May is ALS awareness month and we are pleased to announce genuine progress in modernizing the clinical trial process and in fighting this disease. On May 1, 2017 Hope NOW for ALS facilitated a meeting with key officials at the FDA and was joined by the ALS Association. Devising smarter clinical trial designs (“21st Century Clinical Trials”) will speed up the pace of discovery and lead to faster approval of viable treatments, while also funneling resources to the most promising therapeutics. The involvement of the ALS patient community is largely responsible for this progress which represents a seismic shift in trials for ALS. We will continue to collaborate with others in the ALS community to accelerate the process of finding additional treatments and a cure.
On May 5, 2017 the FDA approved edaravone (brand name Radicava) for the treatment of ALS. Developed by MT Pharma America, this drug was approved in Japan in 2001, originally to protect against the effects following ischemic stroke, and approved there for ALS in 2015. The FDA actively engaged with the sponsor and approved the treatment without requiring additional trials to be conducted in the US. We believe the FDA acted with the flexibility granted to them by Congress by accepting data from trials conducted outside the U.S. without not sacrificing the statistical rigor needed to show efficacy of the treatment. While Radicava is not a cure, it has been shown to significantly slow progression in some patients (up to 33% slower progression in PALS <2 years post-diagnosis). We believe it represents an important new treatment option for ALS patients and demonstrates to other medical sponsors and investors that effective treatments can be developed - and expediently approved - to fight ALS.
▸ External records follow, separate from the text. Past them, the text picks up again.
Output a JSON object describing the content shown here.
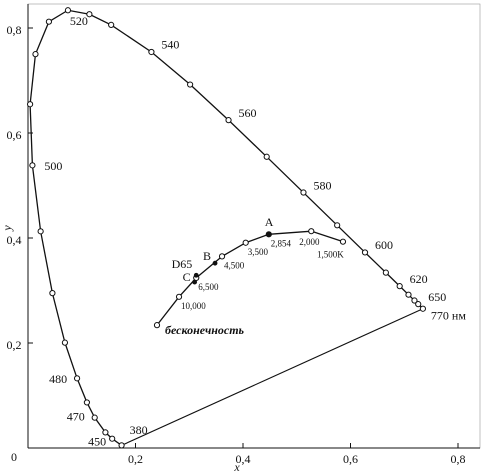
{
  "chart_data": {
    "type": "line",
    "xlabel": "x",
    "ylabel": "y",
    "xlim": [
      0,
      0.8
    ],
    "ylim": [
      0,
      0.8
    ],
    "xticks": [
      {
        "value": 0.2,
        "label": "0,2"
      },
      {
        "value": 0.4,
        "label": "0,4"
      },
      {
        "value": 0.6,
        "label": "0,6"
      },
      {
        "value": 0.8,
        "label": "0,8"
      }
    ],
    "yticks": [
      0,
      {
        "value": 0.2,
        "label": "0,2"
      },
      {
        "value": 0.4,
        "label": "0,4"
      },
      {
        "value": 0.6,
        "label": "0,6"
      },
      {
        "value": 0.8,
        "label": "0,8"
      }
    ],
    "series": [
      {
        "x": [
          0.1741,
          0.1566,
          0.144,
          0.1241,
          0.1096,
          0.0913,
          0.0687,
          0.0454,
          0.0235,
          0.0082,
          0.0039,
          0.0139,
          0.0389,
          0.0743,
          0.1142,
          0.1547,
          0.2296,
          0.3016,
          0.3731,
          0.4441,
          0.5125,
          0.5752,
          0.627,
          0.6658,
          0.6915,
          0.7079,
          0.719,
          0.726,
          0.7347
        ],
        "values": [
          0.005,
          0.0177,
          0.0297,
          0.0578,
          0.0868,
          0.1327,
          0.2007,
          0.295,
          0.4127,
          0.5384,
          0.6548,
          0.7502,
          0.812,
          0.8338,
          0.8262,
          0.8059,
          0.7543,
          0.6923,
          0.6245,
          0.5547,
          0.4866,
          0.4242,
          0.3725,
          0.334,
          0.3083,
          0.292,
          0.2809,
          0.274,
          0.2653
        ],
        "point_labels": [
          "380",
          "450",
          null,
          "470",
          null,
          "480",
          null,
          null,
          null,
          "500",
          null,
          null,
          null,
          "520",
          null,
          null,
          "540",
          null,
          "560",
          null,
          "580",
          null,
          "600",
          null,
          "620",
          null,
          null,
          "650",
          "770 нм"
        ],
        "color": "#111111"
      },
      {
        "x": [
          0.24,
          0.281,
          0.313,
          0.361,
          0.405,
          0.448,
          0.527,
          0.586
        ],
        "values": [
          0.234,
          0.288,
          0.324,
          0.365,
          0.391,
          0.407,
          0.413,
          0.393
        ],
        "point_labels": [
          "бесконечность",
          "10,000",
          "6,500",
          "4,500",
          "3,500",
          "2,854",
          "2,000",
          "1,500K"
        ],
        "color": "#111111"
      }
    ],
    "illuminants": {
      "names": [
        "A",
        "B",
        "C",
        "D65"
      ],
      "x": [
        0.448,
        0.348,
        0.31,
        0.313
      ],
      "values": [
        0.407,
        0.352,
        0.316,
        0.329
      ]
    }
  }
}
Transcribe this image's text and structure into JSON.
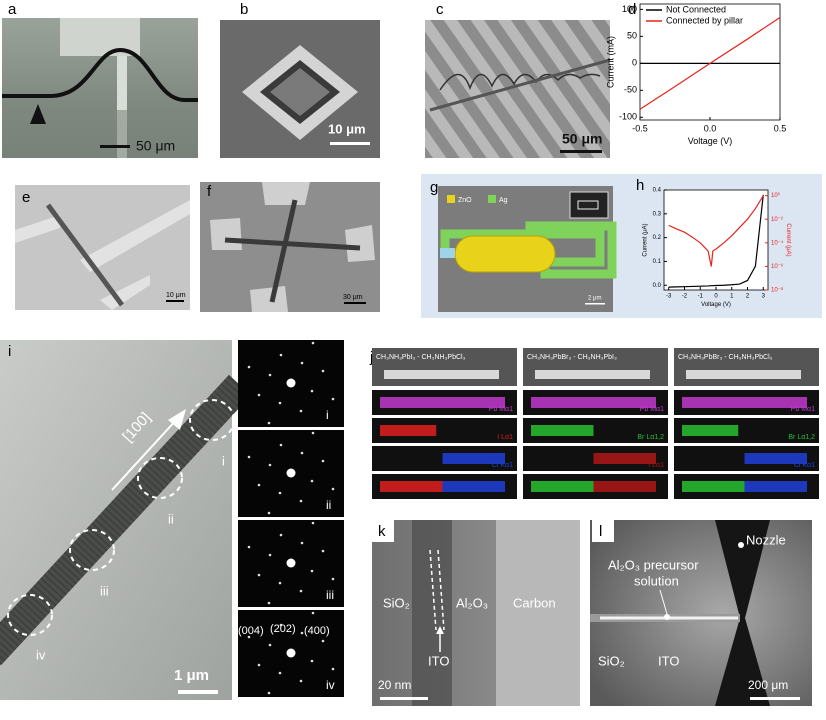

Hope NOW for ALS is committed to active engagement with the FDA, the ALS Association, and other ALS organizations to promote clinical trial designs tailored to the nature of this disease. The past few decades have demonstrated that standard trial designs have been ineffective in providing clear answers on the effectiveness of potential treatments for ALS. Inefficient trial designs make it hard to identify effective treatments and can lead to wasted investments in treatments that do not work. The FDA acknowledges the difficulties in designing trials utilizing homogeneous treatment and placebo arms for a highly variable disease like ALS, and has indicated receptivity to newer, customized trial designs. ALS has significant variations and lacks a predictable course. Some of the ideas now circulating regarding ALS-specific trial designs include incorporating historical controls, predictive algorithms, and leveraging individuals existing progression data. In addition, more information can be gleaned from trial data by controlling for severe adverse events (SAEs) unrelated to the treatment. In instances where researchers feel that a placebo arm is necessary, crossover designs can be utilized to increase patient access to the treatment, and enhance the power of the data.
We have good reason to believe that significant progress is, and will, continue to occur. Together, with the sustained involvement of the patient community, we will accelerate the pace of finding a cure.